Neil, Will you scaler accept a 1080i or 720p input? If not you will need to get a component to RGBHV converter (about $100) to connect your 942 to your projector. In fact if you have other sources (dvd, Vcr) you would be better off replacing your scaler (if it wont take a hi-def input,even as pass thru) with something like a Iscan HD+ which will convert everything you feed it to RGBHV and let you pick an output resolution that looks good on your projector.


Jon

PS :welcome_s


----------



## Neilh (Nov 22, 2005)

Jon,
the only output of the scaler is RGBHV and 15 pin computer as a pass thru,intially I only want to pass SD and record Sd until I can afford to replace the projector with a 3 chip and a new scaler, probably not for a while.
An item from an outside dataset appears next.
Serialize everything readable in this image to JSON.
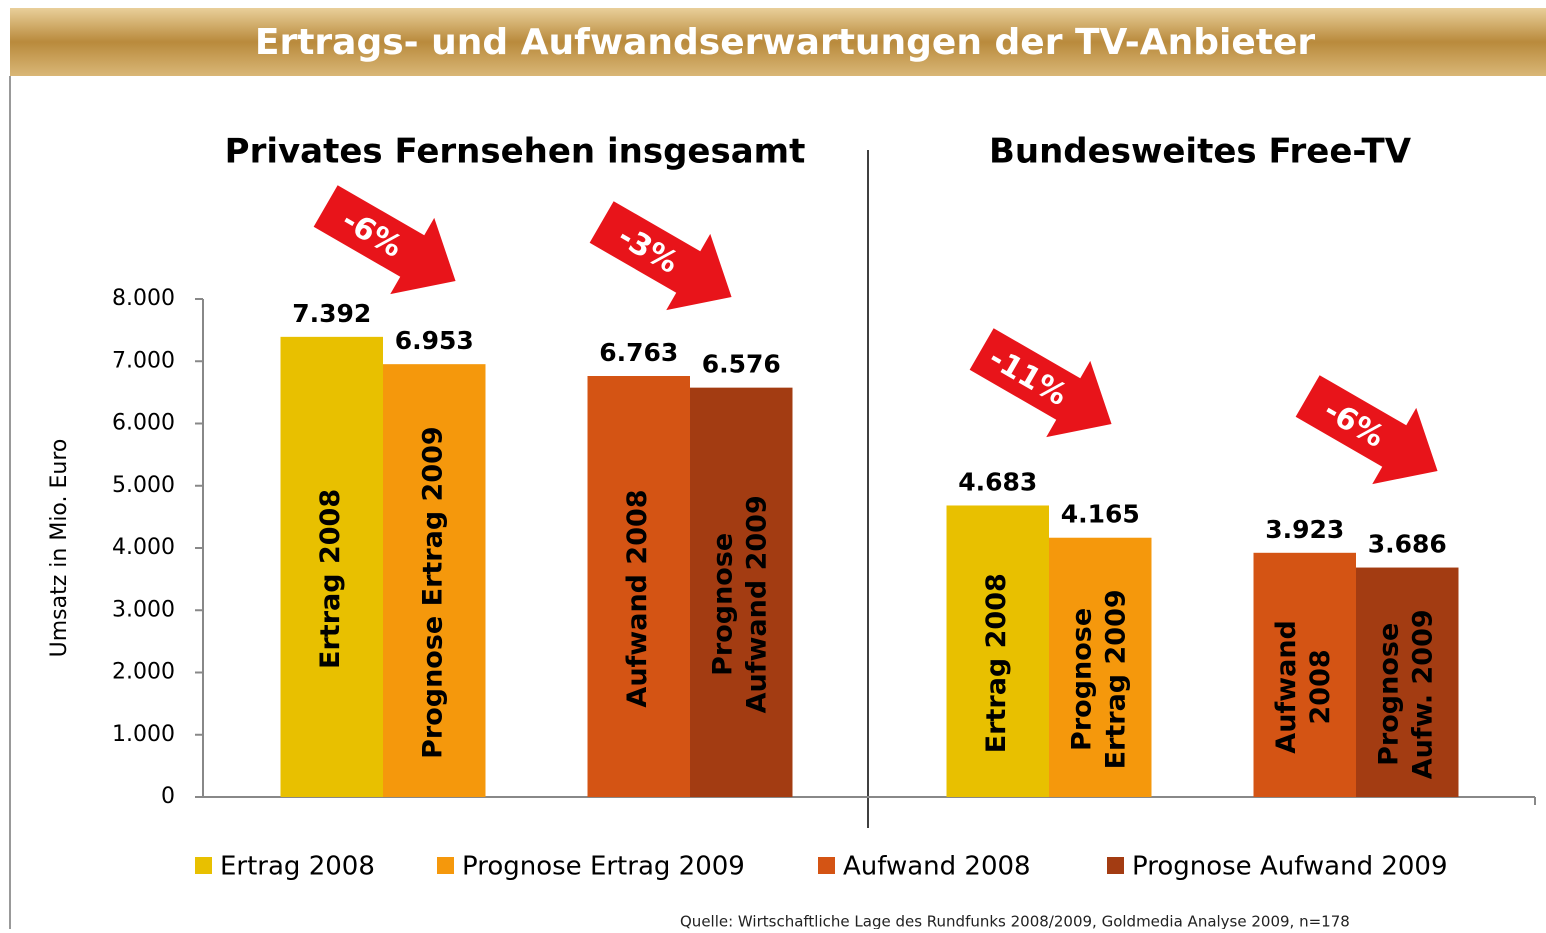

I just for now want to use the 942 a regular dish receiver a with a DVR,what output is the 942 on its composite and componenet outs???
Thanks,
Neil


----------



## LtMunst (Aug 24, 2005)

Neilh said:


> Jon,
> the only output of the scaler is RGBHV and 15 pin computer as a pass thru,intially I only want to pass SD and record Sd until I can afford to replace the projector with a 3 chip and a new scaler, probably not for a while. I just for now want to use the 942 a regular dish receiver a with a DVR,what output is the 942 on its composite and componenet outs???
> Thanks,
> Neil


Composite is 480i. The Component can be set in the menu for any resolution desired (480i, 480p, 720p, 1080i).


----------